There is an effective program for preventing steroid abuse among players on high school sports teams. In the ATLAS (for guys) and ATHENA (for girls) programs, coaches and sports team leaders discuss the potential effects of anabolic steroids and other illicit drugs on immediate sports performance, and they teach how to refuse offers of drugs. They also discuss how strength training and proper nutrition can help adolescents build their bodies without the use of steroids. Later, special trainers teach the players proper weightlifting techniques. An ongoing series of studies has shown that this multi-component, team-centered approach reduces new steroid abuse by 50 percent and, at the same time, produces the kind of athletic performance that the teen desires.

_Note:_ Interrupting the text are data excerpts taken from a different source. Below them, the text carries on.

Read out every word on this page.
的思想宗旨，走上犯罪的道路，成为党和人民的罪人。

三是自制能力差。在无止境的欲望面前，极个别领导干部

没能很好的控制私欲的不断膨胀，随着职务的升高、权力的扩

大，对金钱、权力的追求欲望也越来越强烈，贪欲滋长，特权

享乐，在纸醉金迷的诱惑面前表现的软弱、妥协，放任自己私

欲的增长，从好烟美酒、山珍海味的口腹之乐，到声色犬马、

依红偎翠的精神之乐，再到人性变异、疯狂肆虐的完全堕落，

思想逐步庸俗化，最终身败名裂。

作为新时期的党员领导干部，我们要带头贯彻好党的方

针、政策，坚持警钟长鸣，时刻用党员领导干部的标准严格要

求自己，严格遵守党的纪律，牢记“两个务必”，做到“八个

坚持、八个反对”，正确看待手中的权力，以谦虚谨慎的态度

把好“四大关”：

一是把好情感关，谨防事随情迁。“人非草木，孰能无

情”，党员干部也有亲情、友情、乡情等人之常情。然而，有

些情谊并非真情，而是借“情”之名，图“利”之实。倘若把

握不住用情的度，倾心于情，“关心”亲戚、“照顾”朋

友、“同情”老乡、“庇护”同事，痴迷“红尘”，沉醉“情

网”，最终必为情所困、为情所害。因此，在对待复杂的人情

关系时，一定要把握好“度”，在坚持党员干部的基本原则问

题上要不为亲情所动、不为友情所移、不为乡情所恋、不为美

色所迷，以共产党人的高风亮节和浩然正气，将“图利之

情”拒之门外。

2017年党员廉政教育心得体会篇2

What Is the Most Important Thing to Know About Anabolic Steroids?

The bottom line is: Science proves that there are serious risks associated with the abuse of steroids, and teens should never use anabolic steroids to help them bulk up.

What Should I Do if Someone I Know Is Abusing Steroids?

When someone has a drug problem, it's not always easy to know what to do. If someone you know is abusing steroids, encourage him or her to talk to a parent, school guidance counselor, or other trusted adult. There are also anonymous resources, such as the National Suicide Prevention Lifeline (1-800-273-TALK) and the Treatment Referral Helpline (1-800-662-HELP).

The National Suicide Prevention Lifeline (1-800-273-TALK) is a crisis hotline that can help with a lot of issues, not just suicide. For example, anyone who feels sad, hopeless, or suicidal; family and friends who are concerned about a loved one; or anyone interested in mental health treatment referrals can call this Lifeline. Callers are connected with a professional nearby who will talk with them about what they’re feeling or concerns for other family and friends.

In addition, the Treatment Referral Helpline (1-800-662-HELP)—offered by the Substance Abuse and Mental Health Services Administration—refers callers to treatment facilities, support groups, and other local organizations that can provide help for their specific need. You can also locate treatment centers in your state by going to www.samhsa.gov/treatment.